The Human Rights Watch has said that Sri Lanka’s requirement to cremate anyone who dies from Covid-19 goes against public health guidance and discriminates against the Muslim community,

The government’s spurious argument that burial in accordance with Islamic tradition poses a public health risk stigmatizes, oppresses, and causes immense distress to a vulnerable minority.

 

The Sri Lankan government has claimed that burying people who died of Covid-19 complications may “contaminate ground water.” It has not changed the policy, first codified in a March 31, 2020 regulation, despite World Health Organization guidelines that burial is safe, and growing opposition from United Nations experts, medical professionals in Sri Lanka, and religious leaders of all major faiths in the country.

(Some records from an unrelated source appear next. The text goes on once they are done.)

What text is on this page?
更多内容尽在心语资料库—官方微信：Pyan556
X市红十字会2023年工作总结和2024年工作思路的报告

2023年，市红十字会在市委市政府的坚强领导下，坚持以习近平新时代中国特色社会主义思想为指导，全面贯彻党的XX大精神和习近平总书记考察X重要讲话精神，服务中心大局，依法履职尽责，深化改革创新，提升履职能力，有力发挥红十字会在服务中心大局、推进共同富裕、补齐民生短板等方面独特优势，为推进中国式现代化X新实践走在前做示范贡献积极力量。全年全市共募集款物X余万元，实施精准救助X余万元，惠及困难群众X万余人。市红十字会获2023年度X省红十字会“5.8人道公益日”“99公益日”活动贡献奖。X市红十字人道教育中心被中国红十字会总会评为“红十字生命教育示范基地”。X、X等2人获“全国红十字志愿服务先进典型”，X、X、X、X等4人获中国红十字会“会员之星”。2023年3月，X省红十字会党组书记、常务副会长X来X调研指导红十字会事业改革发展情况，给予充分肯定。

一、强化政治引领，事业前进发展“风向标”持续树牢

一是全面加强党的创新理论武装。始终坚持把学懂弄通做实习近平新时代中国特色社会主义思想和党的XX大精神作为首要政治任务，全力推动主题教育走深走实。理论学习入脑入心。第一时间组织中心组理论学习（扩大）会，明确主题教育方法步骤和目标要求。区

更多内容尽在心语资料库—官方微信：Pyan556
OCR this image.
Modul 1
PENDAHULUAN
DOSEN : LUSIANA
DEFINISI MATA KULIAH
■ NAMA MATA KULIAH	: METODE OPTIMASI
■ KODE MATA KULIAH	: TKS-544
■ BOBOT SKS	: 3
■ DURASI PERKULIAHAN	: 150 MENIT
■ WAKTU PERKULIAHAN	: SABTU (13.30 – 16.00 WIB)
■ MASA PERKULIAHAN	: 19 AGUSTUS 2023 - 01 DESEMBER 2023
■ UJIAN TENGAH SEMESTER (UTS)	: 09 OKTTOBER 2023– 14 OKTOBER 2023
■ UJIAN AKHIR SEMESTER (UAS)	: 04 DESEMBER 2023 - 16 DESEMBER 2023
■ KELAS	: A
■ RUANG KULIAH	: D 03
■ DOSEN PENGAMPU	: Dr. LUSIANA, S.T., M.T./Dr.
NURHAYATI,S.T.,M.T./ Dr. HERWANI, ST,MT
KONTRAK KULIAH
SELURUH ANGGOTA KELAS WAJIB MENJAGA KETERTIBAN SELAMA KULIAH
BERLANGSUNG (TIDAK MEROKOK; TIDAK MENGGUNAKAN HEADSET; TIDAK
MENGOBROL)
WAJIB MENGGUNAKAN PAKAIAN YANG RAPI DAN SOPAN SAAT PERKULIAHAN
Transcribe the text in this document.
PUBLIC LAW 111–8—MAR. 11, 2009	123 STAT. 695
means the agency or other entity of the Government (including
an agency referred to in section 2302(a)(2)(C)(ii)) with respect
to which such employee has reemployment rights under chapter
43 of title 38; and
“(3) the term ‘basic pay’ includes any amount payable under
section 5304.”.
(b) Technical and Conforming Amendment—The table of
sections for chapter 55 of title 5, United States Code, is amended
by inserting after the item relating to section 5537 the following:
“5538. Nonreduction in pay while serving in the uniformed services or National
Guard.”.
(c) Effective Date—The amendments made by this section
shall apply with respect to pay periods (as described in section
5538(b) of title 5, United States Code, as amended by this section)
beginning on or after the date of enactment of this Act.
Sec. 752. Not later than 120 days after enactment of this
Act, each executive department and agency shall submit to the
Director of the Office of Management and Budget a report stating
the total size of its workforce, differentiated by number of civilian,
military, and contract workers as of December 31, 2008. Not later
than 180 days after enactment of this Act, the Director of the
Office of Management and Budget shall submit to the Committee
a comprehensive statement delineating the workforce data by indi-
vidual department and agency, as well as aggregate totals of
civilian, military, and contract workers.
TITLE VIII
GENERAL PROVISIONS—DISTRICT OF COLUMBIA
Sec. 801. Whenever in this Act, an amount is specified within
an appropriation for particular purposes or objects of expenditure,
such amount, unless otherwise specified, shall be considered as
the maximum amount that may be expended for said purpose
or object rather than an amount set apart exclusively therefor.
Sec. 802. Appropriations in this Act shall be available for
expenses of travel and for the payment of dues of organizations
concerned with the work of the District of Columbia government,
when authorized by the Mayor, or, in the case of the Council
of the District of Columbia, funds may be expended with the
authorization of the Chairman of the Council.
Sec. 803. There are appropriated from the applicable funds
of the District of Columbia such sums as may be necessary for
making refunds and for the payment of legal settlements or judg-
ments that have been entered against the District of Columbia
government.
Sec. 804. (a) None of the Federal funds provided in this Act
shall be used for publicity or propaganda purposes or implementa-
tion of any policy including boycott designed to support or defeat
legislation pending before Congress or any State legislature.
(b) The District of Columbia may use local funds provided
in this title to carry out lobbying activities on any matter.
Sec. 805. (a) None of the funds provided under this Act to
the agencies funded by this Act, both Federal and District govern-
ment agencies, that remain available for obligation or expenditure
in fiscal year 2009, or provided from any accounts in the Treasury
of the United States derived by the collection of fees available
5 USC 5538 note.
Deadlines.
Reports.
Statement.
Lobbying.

Among those cremated against the wishes of their family have been a 20-day-old infant and a woman whom the authorities later acknowledged did not have Covid-19.

 

“For families already grieving the loss of a loved one, the government’s forced disposal of remains in a manner contrary to their beliefs is an outrageous and offensive assault on religious rights and basic dignity,” said Meenakshi Ganguly, South Asia director at Human Rights Watch. “This policy only serves to cultivate intolerance and social division.”

 

In recent weeks the policy has sparked protests around the country. Authorities removed strips of white cloth that activists tied to the fence of the Borella  General Cemetery crematorium in Colombo to protest the forced cremation of the baby.

 

Several Muslim families have decided to leave the body of their loved ones who died of Covid-19 complications in hospital mortuaries rather than to permit cremation. Others say they have been coerced into allowing the cremation, or that it occurred without their knowledge.